O autor dá-nos um convincente quadro de utilização dos media, da procura de causas menos impulsionadas por outras forças políticas concorrentes, são adeptos das lideranças carismáticas, permanentemente contestatários do sistema democrático, pois acreditam no povo soberano, é nele que assenta a democracia real, é uma contradição de base mas quem é ressentido e não gosta da democracia parlamentar ou do conceito de democracia liberal, o importante na narrativa populista é estar sempre a bater no desprezo elitista. Daí o cuidado com que o autor equaciona populismo e antipopulismo, como observa: «Há que entender o combate entre populismo e antipopulismo é moral antes de ser político ou ideológico: ambos veem e impugnam o outro sob o prisma e uma ética de combate, afirmando em primeiro lugar a superioridade do seu posicionamento; ambos sobem ao púlpito e pregam; ambos dividem maniqueistamente o campo sociopolítico Bem e Mal, retirando aos maus a legitimidade democrática, considerando-os inimigos ou da democracia ou do povo.

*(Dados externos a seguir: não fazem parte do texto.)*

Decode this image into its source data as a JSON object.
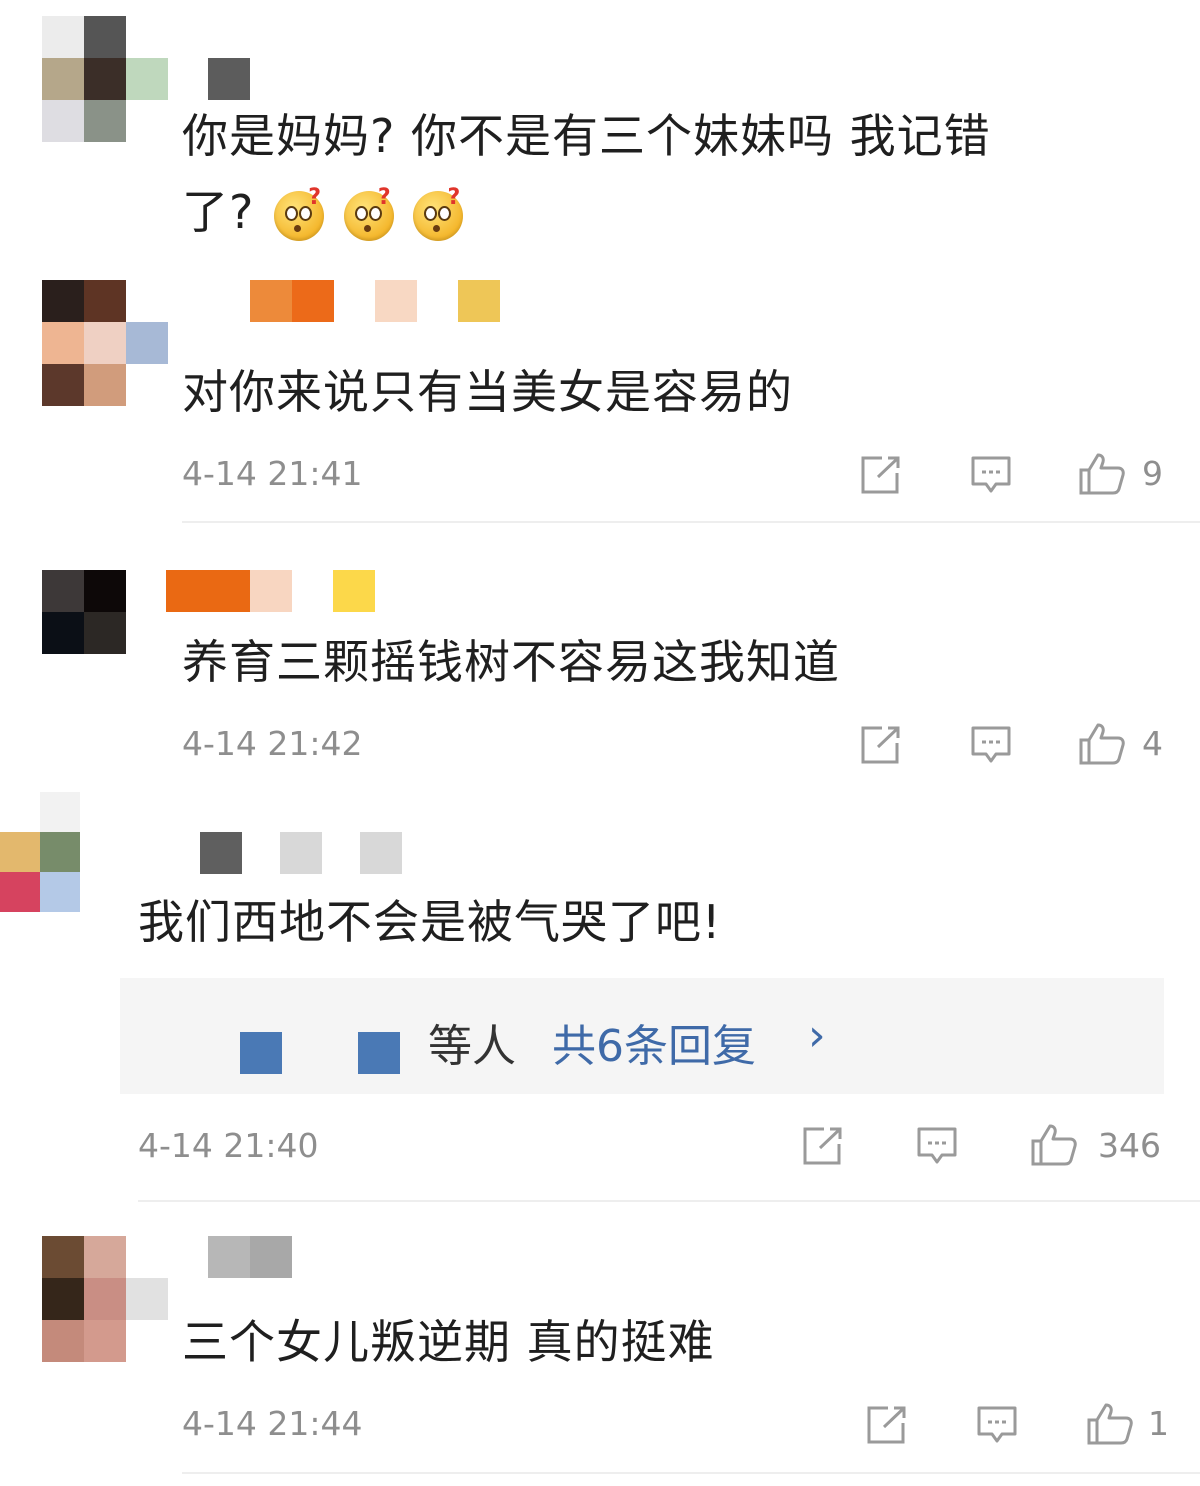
{
  "comments": [
    {
      "text_line1": "你是妈妈? 你不是有三个妹妹吗 我记错",
      "text_line2": "了?",
      "emoji_icons": [
        "thinking-face-icon",
        "thinking-face-icon",
        "thinking-face-icon"
      ]
    },
    {
      "text": "对你来说只有当美女是容易的",
      "time": "4-14 21:41",
      "likes": "9"
    },
    {
      "text": "养育三颗摇钱树不容易这我知道",
      "time": "4-14 21:42",
      "likes": "4"
    },
    {
      "text": "我们西地不会是被气哭了吧!",
      "reply_suffix": "等人",
      "reply_link": "共6条回复",
      "reply_arrow": "›",
      "time": "4-14 21:40",
      "likes": "346"
    },
    {
      "text": "三个女儿叛逆期 真的挺难",
      "time": "4-14 21:44",
      "likes": "1"
    }
  ],
  "icons": {
    "share": "share-icon",
    "comment": "comment-icon",
    "like": "thumbs-up-icon"
  },
  "colors": {
    "text": "#1f1f1f",
    "meta": "#8e8e8e",
    "link": "#3f6aa8",
    "reply_bg": "#f5f5f5",
    "divider": "#eeeeee"
  }
}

Não admira, portanto, que, num contexto em que os adversários atuam como agentes morais absolutamente certos da probidade da luta, grasse a violência verbal nas barricadas da sobrevivência do regime democrático».

E temos as manifestações face ao poder, o populista pode sentir-se na contingência de entrar numa coligação de Governo, mas a sua luta determinante é de apear os líderes do mercado, sempre sobre o labéu de que já não professam os interesses do povo, são corruptos e não acreditam na identidade nacional.

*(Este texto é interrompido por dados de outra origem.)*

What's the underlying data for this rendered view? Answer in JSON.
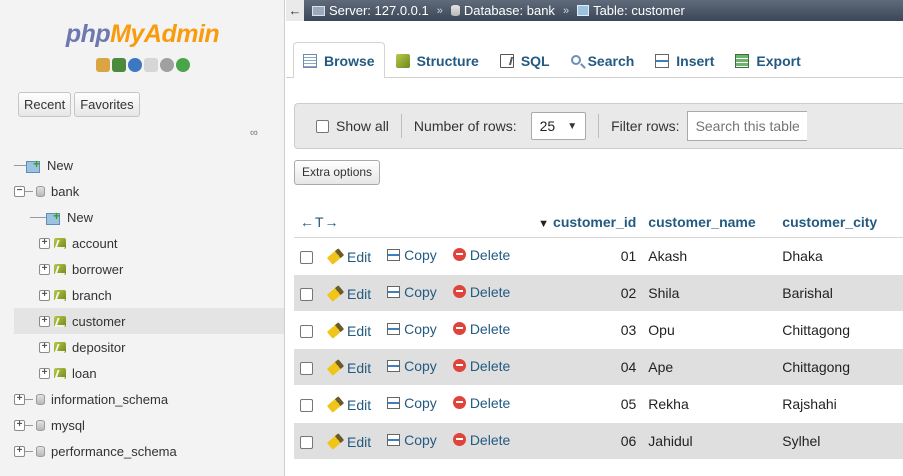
{
  "logo": {
    "part1": "php",
    "part2": "MyAdmin"
  },
  "logo_icons": [
    "home-icon",
    "database-icon",
    "info-icon",
    "docs-icon",
    "settings-icon",
    "reload-icon"
  ],
  "nav_tabs": {
    "recent": "Recent",
    "favorites": "Favorites"
  },
  "tree": {
    "new_root": "New",
    "bank": "bank",
    "bank_new": "New",
    "tables": [
      "account",
      "borrower",
      "branch",
      "customer",
      "depositor",
      "loan"
    ],
    "databases": [
      "information_schema",
      "mysql",
      "performance_schema"
    ]
  },
  "breadcrumb": {
    "server": "Server: 127.0.0.1",
    "database": "Database: bank",
    "table": "Table: customer",
    "separator": "»"
  },
  "tabs": [
    "Browse",
    "Structure",
    "SQL",
    "Search",
    "Insert",
    "Export"
  ],
  "toolbar": {
    "show_all": "Show all",
    "rows_label": "Number of rows:",
    "rows_value": "25",
    "filter_label": "Filter rows:",
    "filter_placeholder": "Search this table"
  },
  "extra_options": "Extra options",
  "table": {
    "columns": [
      "customer_id",
      "customer_name",
      "customer_city"
    ],
    "actions": {
      "edit": "Edit",
      "copy": "Copy",
      "delete": "Delete"
    },
    "rows": [
      {
        "customer_id": "01",
        "customer_name": "Akash",
        "customer_city": "Dhaka"
      },
      {
        "customer_id": "02",
        "customer_name": "Shila",
        "customer_city": "Barishal"
      },
      {
        "customer_id": "03",
        "customer_name": "Opu",
        "customer_city": "Chittagong"
      },
      {
        "customer_id": "04",
        "customer_name": "Ape",
        "customer_city": "Chittagong"
      },
      {
        "customer_id": "05",
        "customer_name": "Rekha",
        "customer_city": "Rajshahi"
      },
      {
        "customer_id": "06",
        "customer_name": "Jahidul",
        "customer_city": "Sylhel"
      }
    ]
  },
  "colors": {
    "link": "#235a81",
    "logo_blue": "#6c78af",
    "logo_orange": "#f89c0e",
    "header_bar": "#4b5767"
  }
}
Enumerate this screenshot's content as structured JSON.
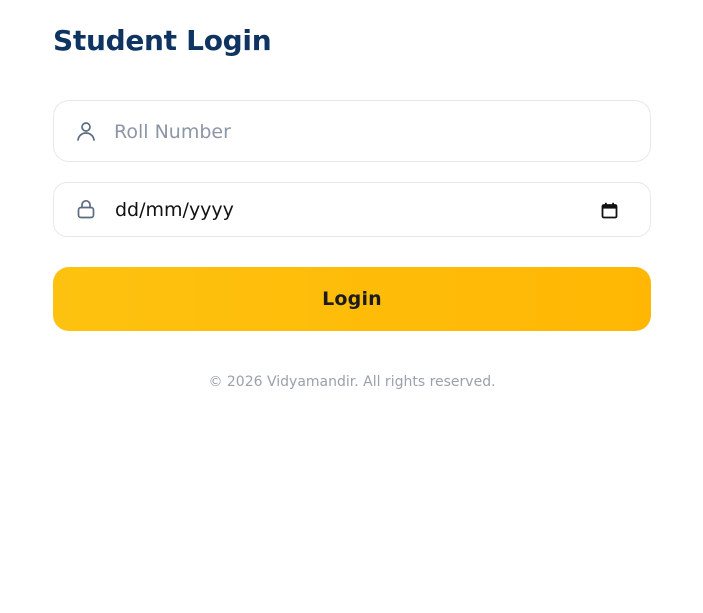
{
  "title": "Student Login",
  "roll_field": {
    "placeholder": "Roll Number",
    "value": "",
    "icon": "user-icon"
  },
  "date_field": {
    "display_value": "dd/mm/yyyy",
    "icon": "lock-icon",
    "trailing_icon": "calendar-icon"
  },
  "login_button": {
    "label": "Login"
  },
  "footer": {
    "text": "© 2026 Vidyamandir. All rights reserved."
  },
  "colors": {
    "title": "#0f3462",
    "button_start": "#fdc20f",
    "button_end": "#ffb703",
    "placeholder": "#8c96a6",
    "footer": "#9aa1ad",
    "border": "#e6e8ec",
    "icon": "#5a6b82"
  }
}
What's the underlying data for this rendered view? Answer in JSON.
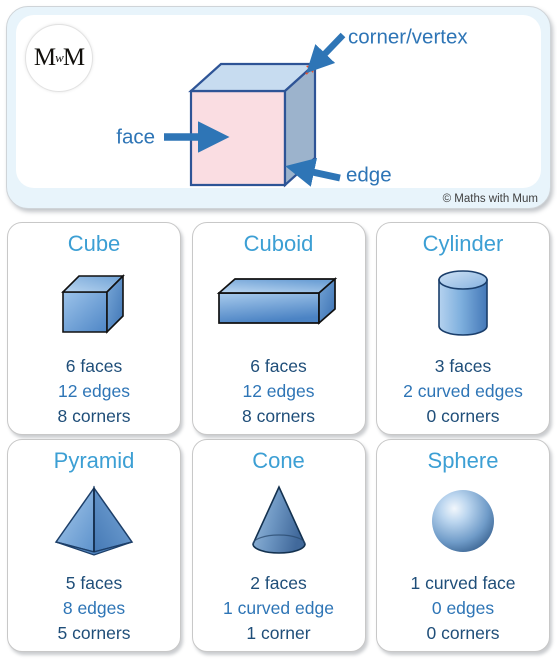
{
  "header": {
    "logo_main": "M",
    "logo_small": "w",
    "logo_end": "M",
    "logo_alt": "Maths with Mum monogram",
    "copyright": "© Maths with Mum",
    "labels": {
      "vertex": "corner/vertex",
      "face": "face",
      "edge": "edge"
    },
    "colors": {
      "panel_frame": "#e8f4fb",
      "label_blue": "#2e75b6",
      "cube_front": "#fadde2",
      "cube_top": "#c7dcf0",
      "cube_side": "#9cb3cc",
      "cube_outline": "#2e5496",
      "vertex_marker": "#e8502a"
    }
  },
  "cards": [
    {
      "name": "Cube",
      "shape": "cube-icon",
      "stats": [
        "6 faces",
        "12 edges",
        "8 corners"
      ]
    },
    {
      "name": "Cuboid",
      "shape": "cuboid-icon",
      "stats": [
        "6 faces",
        "12 edges",
        "8 corners"
      ]
    },
    {
      "name": "Cylinder",
      "shape": "cylinder-icon",
      "stats": [
        "3 faces",
        "2 curved edges",
        "0 corners"
      ]
    },
    {
      "name": "Pyramid",
      "shape": "pyramid-icon",
      "stats": [
        "5 faces",
        "8 edges",
        "5 corners"
      ]
    },
    {
      "name": "Cone",
      "shape": "cone-icon",
      "stats": [
        "2 faces",
        "1 curved edge",
        "1 corner"
      ]
    },
    {
      "name": "Sphere",
      "shape": "sphere-icon",
      "stats": [
        "1 curved face",
        "0 edges",
        "0 corners"
      ]
    }
  ],
  "theme": {
    "title_color": "#3c9fd4",
    "stat_dark": "#1f4e79",
    "stat_mid": "#2e75b6",
    "shape_blue_light": "#bdd7ee",
    "shape_blue_mid": "#6fa8dc",
    "shape_blue_dark": "#4a7ebb"
  }
}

A segunda parte do ensaio tem os ingredientes explosivos sobre o Populismo português, o autor vai ao passado remoto, não se esquece de Fernão Lopes, nem do rei D. Miguel, nem de Sidónio Pais, e entramos na contemporaneidade com o movimento de Humberto Delgado, Spínola, Otelo Saraiva de Carvalho, Sá Carneiro, o Partido Renovador Democrático que tinha Ramalho Eanes na sombra, o Partido da Solidariedade Nacional, a campanha presidencial de Basílio Horta, “um homem às direitas”, Manuel Monteiro, um liberal conservador que queria ser populista, Paulo Portas, o Bloco de Esquerda, Fernando Nobre, Marinho e Pinto, Alberto João Jardim, autarcas como Avelino Ferreira Torres, Isaltino Morais, Fátima Felgueiras e Valentim Loureiro… Isto para dizer que o Populismo sempre passou por aqui e que agora tem um rosto novo no rosto carismático de André Ventura, que se apresenta como moralizador do sistema político, faz-se fotografar a rezar, ostenta a sua fé no culto mariano, diz-se o continuador de Sá Carneiro, vê no Chega uma sociedade unipessoal em vez de um partido político. Alguns dos atingidos pela leitura de José Pedro Zúquete são capazes de se contorcer, mas à cautela, pois manda a prudência, não os veremos rugir.

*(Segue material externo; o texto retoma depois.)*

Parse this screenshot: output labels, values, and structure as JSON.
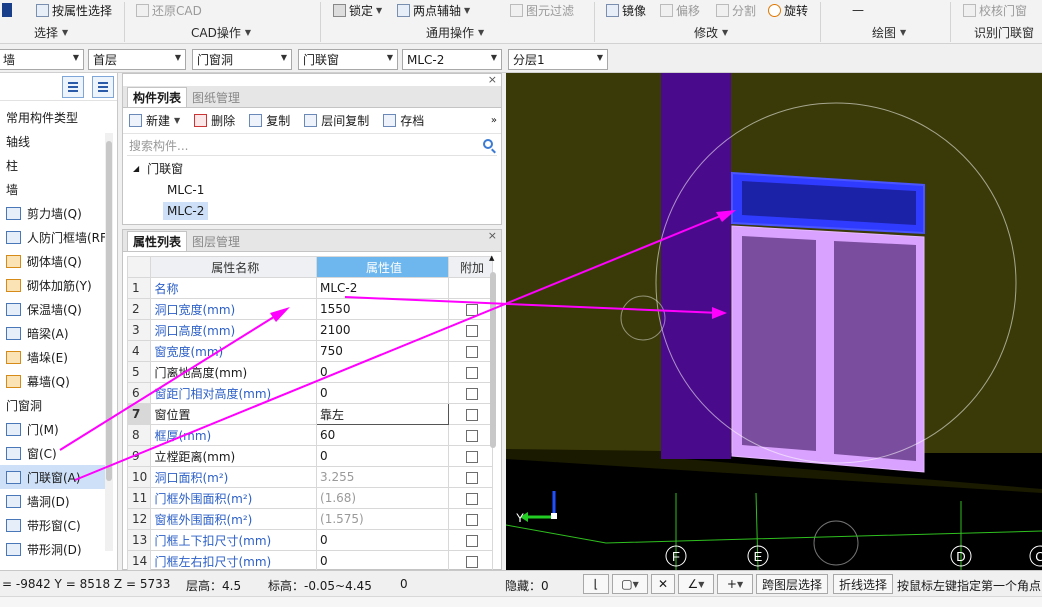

Goste-se ou não, o Populismo veio para durar entre nós, a capacidade demagógica de prometer a democracia direta e de fazer cumprir a vontade popular é um aliciante que até mobiliza os últimos nostálgicos do Estado Novo, os que ainda mantêm crença de que somos uma nação civilizadora decorrente do nosso projeto imperial, que isto do multiculturalismo e do imigracionismo são tretas de gente que não gosta de Portugal. Em torno desta ideia acéfala da soberania nacional, estão criados os ingredientes para gritar que estão a roubar ao povo a escolha do tipo de comunidade que queremos ser no futuro, não podemos esquecer que «os zangados não serão apenas os antipartidos ou antipolíticos ou os que não apanharam o comboio da mobilidade social, mas também os que perderam as coordenadas etnoculturais e que se sentem – interessando sobretudo essa perceção – discriminados no novo Portugal».

Pela sua originalidade, contundência e rigor, ensaio de leitura obrigatória.